Traill-Nash’s presence has gone beyond print and penetrated the realm of television. She has made guest appearances on programs such as Today, A Current Affair, The Morning Show and Project Runway. She has also featured on an array of local and international radio shows.
‘I mean, at the moment I’m quite liking the broadening of things and I quite enjoy having a bit more of a presence outside just print. It’s been an interesting learning curve the last few years.’
Despite all her accomplishments, Traill-Nash still wonders what could have been if she focused on one of journalism or jazz, instead of both.
‘I question this all the time. Because for me, the more I was trying to work on the jazz thing, the better the day jobs kept getting once I broke into it,’ she says.
‘But you can’t live with regrets and I don’t regret anything and I certainly will say that I think that it makes for a more interesting journey if you have other interests on the side.’
Although Traill-Nash has divided her attention between jazz and fashion, she suggests that to pursue a career in writing, it must be done whole-heartedly.
‘I say to anyone wanting to get into journalism, don’t get into it for the money. Get into it because you love it,’ she says adamantly.
The world of fashion is ever-changing, as are the plans of the iconic Traill-Nash. In addition to potentially returning to study, she has some more mysterious plans on the way.

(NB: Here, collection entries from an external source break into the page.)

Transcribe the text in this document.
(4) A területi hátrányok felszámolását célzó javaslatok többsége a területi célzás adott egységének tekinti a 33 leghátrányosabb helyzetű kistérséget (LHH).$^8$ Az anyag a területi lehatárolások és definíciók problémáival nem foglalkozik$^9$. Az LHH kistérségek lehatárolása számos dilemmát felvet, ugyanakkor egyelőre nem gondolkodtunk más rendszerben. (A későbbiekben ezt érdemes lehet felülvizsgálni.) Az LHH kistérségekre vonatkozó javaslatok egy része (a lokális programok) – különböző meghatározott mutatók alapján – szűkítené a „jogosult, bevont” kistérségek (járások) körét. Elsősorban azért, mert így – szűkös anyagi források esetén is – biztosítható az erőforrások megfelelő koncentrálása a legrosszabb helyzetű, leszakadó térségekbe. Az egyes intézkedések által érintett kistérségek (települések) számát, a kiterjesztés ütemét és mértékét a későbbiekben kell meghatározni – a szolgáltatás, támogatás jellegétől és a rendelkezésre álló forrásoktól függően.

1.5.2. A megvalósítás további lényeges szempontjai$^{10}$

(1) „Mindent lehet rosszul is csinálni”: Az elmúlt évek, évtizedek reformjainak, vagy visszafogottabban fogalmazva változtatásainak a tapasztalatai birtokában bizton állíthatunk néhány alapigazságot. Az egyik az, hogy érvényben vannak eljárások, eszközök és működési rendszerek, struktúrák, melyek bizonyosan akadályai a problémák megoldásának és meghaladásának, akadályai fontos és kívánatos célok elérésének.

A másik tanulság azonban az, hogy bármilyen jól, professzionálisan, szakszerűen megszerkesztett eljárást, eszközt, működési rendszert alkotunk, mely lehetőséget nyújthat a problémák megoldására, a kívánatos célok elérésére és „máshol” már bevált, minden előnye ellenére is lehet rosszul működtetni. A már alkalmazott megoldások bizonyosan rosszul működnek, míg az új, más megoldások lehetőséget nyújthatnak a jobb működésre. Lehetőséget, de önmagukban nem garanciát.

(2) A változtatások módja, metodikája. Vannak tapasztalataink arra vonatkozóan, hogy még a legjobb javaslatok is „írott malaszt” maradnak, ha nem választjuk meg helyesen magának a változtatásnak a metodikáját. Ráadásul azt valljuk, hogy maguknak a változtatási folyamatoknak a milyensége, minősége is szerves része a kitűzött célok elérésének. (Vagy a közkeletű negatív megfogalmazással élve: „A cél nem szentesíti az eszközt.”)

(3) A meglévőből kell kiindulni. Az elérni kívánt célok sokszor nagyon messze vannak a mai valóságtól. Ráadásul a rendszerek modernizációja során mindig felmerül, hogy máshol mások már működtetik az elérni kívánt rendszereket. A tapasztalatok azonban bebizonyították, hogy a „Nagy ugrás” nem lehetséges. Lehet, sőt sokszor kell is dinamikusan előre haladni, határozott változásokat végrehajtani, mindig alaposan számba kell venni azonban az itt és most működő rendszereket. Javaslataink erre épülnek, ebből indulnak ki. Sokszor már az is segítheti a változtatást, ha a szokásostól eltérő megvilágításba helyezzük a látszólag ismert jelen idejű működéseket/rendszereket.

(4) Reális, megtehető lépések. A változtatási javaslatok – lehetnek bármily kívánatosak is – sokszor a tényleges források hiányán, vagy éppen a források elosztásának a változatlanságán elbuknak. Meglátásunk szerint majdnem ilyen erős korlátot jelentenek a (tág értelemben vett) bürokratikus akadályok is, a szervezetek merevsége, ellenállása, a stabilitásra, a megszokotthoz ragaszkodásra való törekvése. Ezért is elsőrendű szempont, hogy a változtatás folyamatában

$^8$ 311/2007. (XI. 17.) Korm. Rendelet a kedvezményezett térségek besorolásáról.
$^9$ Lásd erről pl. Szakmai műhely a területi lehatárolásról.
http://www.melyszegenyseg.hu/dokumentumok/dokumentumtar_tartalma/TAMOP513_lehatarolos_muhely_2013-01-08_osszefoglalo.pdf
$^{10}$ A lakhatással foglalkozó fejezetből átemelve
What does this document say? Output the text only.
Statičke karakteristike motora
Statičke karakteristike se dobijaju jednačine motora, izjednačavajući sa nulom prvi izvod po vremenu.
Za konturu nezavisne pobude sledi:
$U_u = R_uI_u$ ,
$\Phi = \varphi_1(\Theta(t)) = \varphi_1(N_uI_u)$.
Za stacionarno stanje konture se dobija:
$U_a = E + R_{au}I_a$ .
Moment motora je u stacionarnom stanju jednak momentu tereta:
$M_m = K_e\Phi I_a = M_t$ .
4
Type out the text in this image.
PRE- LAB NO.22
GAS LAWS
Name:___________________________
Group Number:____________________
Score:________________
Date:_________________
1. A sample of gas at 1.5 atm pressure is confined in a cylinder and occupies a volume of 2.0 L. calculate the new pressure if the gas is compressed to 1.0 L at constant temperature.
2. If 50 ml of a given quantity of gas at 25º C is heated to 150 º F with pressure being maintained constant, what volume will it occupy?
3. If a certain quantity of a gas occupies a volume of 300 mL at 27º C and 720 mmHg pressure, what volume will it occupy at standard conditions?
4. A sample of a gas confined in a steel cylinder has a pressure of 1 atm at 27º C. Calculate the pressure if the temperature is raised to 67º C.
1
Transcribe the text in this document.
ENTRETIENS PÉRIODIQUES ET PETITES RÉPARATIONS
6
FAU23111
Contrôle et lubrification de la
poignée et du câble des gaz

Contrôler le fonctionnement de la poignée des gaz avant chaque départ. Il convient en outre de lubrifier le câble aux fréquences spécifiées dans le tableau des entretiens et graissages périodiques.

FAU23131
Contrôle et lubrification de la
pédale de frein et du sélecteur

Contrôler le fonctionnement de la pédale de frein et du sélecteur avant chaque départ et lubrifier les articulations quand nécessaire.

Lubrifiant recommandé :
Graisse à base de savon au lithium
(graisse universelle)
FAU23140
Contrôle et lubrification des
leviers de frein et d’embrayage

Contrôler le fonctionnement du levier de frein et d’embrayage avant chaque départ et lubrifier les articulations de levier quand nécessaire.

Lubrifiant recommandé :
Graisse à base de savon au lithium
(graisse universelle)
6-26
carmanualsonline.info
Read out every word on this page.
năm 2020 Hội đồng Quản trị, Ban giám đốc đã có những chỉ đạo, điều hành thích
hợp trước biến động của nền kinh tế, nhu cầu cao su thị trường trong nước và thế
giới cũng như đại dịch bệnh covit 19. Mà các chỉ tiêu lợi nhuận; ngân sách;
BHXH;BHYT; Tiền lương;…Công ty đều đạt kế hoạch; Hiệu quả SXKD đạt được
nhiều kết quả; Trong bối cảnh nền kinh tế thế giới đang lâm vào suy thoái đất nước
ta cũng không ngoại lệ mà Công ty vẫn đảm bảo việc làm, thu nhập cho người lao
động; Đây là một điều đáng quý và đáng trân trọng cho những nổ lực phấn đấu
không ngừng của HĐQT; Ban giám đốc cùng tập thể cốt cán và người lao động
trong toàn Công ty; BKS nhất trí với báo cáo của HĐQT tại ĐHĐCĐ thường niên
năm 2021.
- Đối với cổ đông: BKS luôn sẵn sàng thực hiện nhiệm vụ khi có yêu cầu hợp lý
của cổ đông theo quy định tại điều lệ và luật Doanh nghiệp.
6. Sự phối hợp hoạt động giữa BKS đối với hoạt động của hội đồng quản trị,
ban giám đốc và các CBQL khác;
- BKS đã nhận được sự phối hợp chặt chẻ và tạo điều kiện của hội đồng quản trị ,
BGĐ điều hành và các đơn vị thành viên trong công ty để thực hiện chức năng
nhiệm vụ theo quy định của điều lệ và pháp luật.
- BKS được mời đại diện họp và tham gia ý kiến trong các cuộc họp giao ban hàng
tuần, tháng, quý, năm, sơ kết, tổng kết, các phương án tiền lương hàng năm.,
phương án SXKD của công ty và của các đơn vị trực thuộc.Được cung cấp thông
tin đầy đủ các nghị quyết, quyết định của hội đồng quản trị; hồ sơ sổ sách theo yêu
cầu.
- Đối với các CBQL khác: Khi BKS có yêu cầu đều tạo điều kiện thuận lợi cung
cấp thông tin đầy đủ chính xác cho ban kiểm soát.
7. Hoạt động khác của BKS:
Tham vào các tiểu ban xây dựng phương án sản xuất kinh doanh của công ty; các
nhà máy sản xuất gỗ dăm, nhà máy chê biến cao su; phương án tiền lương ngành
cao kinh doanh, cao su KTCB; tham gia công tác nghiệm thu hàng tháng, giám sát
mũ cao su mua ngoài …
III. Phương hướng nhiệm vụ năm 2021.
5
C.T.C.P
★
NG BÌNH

‘We’ve got a couple of lines in which I am just loathed to even mention just in case they don’t happen. But one is outside print and if it happens I will be very bloody excited.’
Regardless of whether her plans come to pass, Glynis Traill-Nash will remain a name synonymous with Australian fashion. And even if her newly renovated bathroom is the only witness, the red-haired fashion writer will continue to sing jazz.